Christou was his party's candidate in the 2023 presidential election.

==Early life and education==

Christos Christou was born in Politiko on 19 October 1980. His main language is Greek, but he also speaks English. He obtained a degree in radiology at the Technological Educational Institute of Athens. He has also worked at the Nicosia General Hospital and is currently a member of the Pancyprian Association of Technologists-Radiologists and Radiotherapists.

==Political career==
During his studies in Greece, he was a member of the far-right Golden Dawn political party, and is one of the founders of the National Popular Front. After the first congress of the party, he became its chairman. He was elected MP in the 2016 parliamentary elections for the first time in the Nicosia Constituency with ELAM for the 11th parliamentary term. Christou also had close ties to Golden Dawn's now imprisoned chief, Nikos Michaloliakos.

As an MP, he is the representative of ELAM in the Parliament of the Republic of Cyprus, deputy chairman of the Parliamentary Committee on Health, member of the Parliamentary Committee on Foreign and European Affairs and the Parliamentary Committee on Institutions, Values and Administration, and member of the Parliamentary Delegation to the Conference of the European Affairs Committees of the Parliaments of the Member States of the European Union.

In the 2018 presidential elections, he was a presidential candidate with 5.65% of the vote.

He was re-elected in 2021 for the 12th parliamentary term.

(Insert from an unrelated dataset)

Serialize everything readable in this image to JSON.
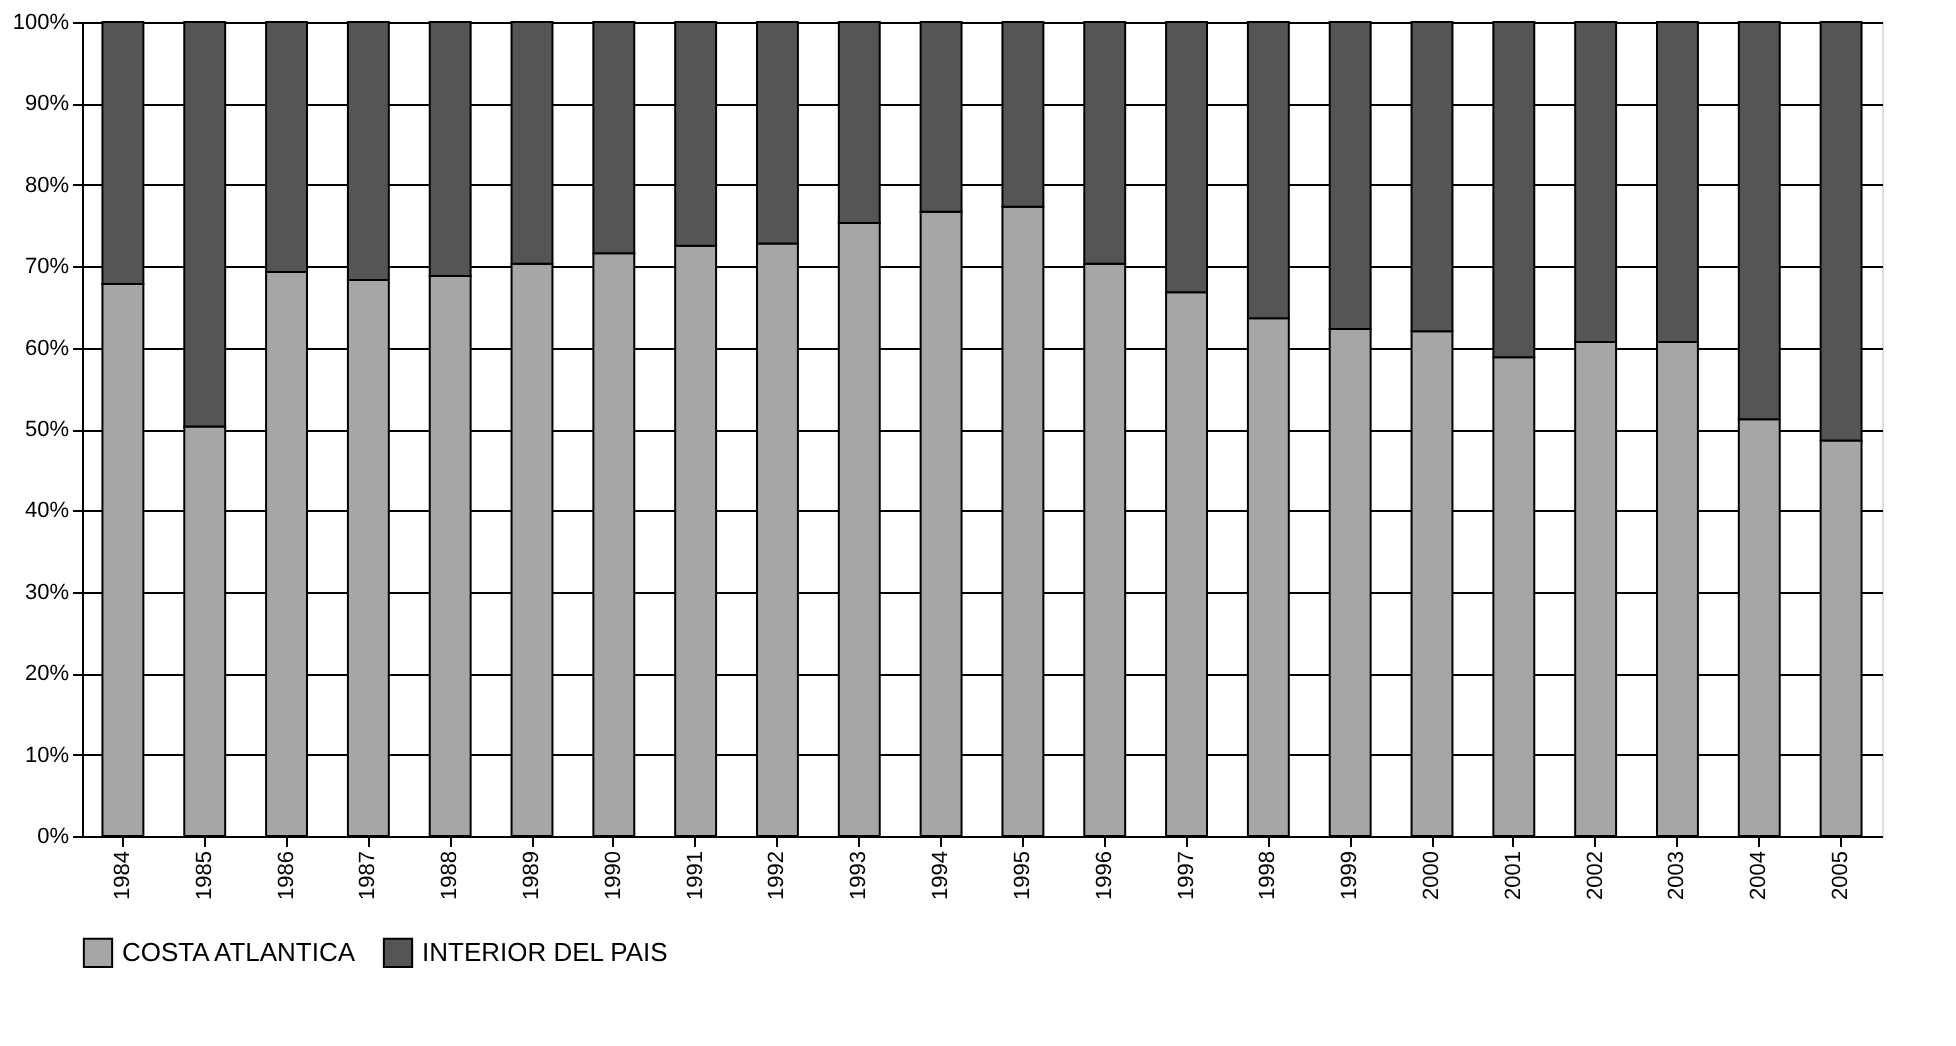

===2023 presidential elections===

During the 2023 Cypriot presidential election, Christou again sought the office of president. He outlined his platform as such:
- Reducing illegal immigration, which he claimed was the cause of the cost of living increase and housing crisis in the country.
- A price ceiling on essential good and a reduction in Value-added tax for the elderly and young.
- Combating corruption with the creation of a special court for financial crimes.
- Increasing support for the disabled with subtitles and sign language on national TV.
- Supporting local artisans and domestic industry.
- Increasing financing and visibility of public hospitals.
- Having the President consult with the Church of Cyprus on important issues.
- Opposition to the legalization of cannabis.
Christou was one of four candidates to participate in the Presidential debates, allowing him to have his campaign messages reach a broader audience. Christou received 6.04% of the vote and did not qualify for the runoff election.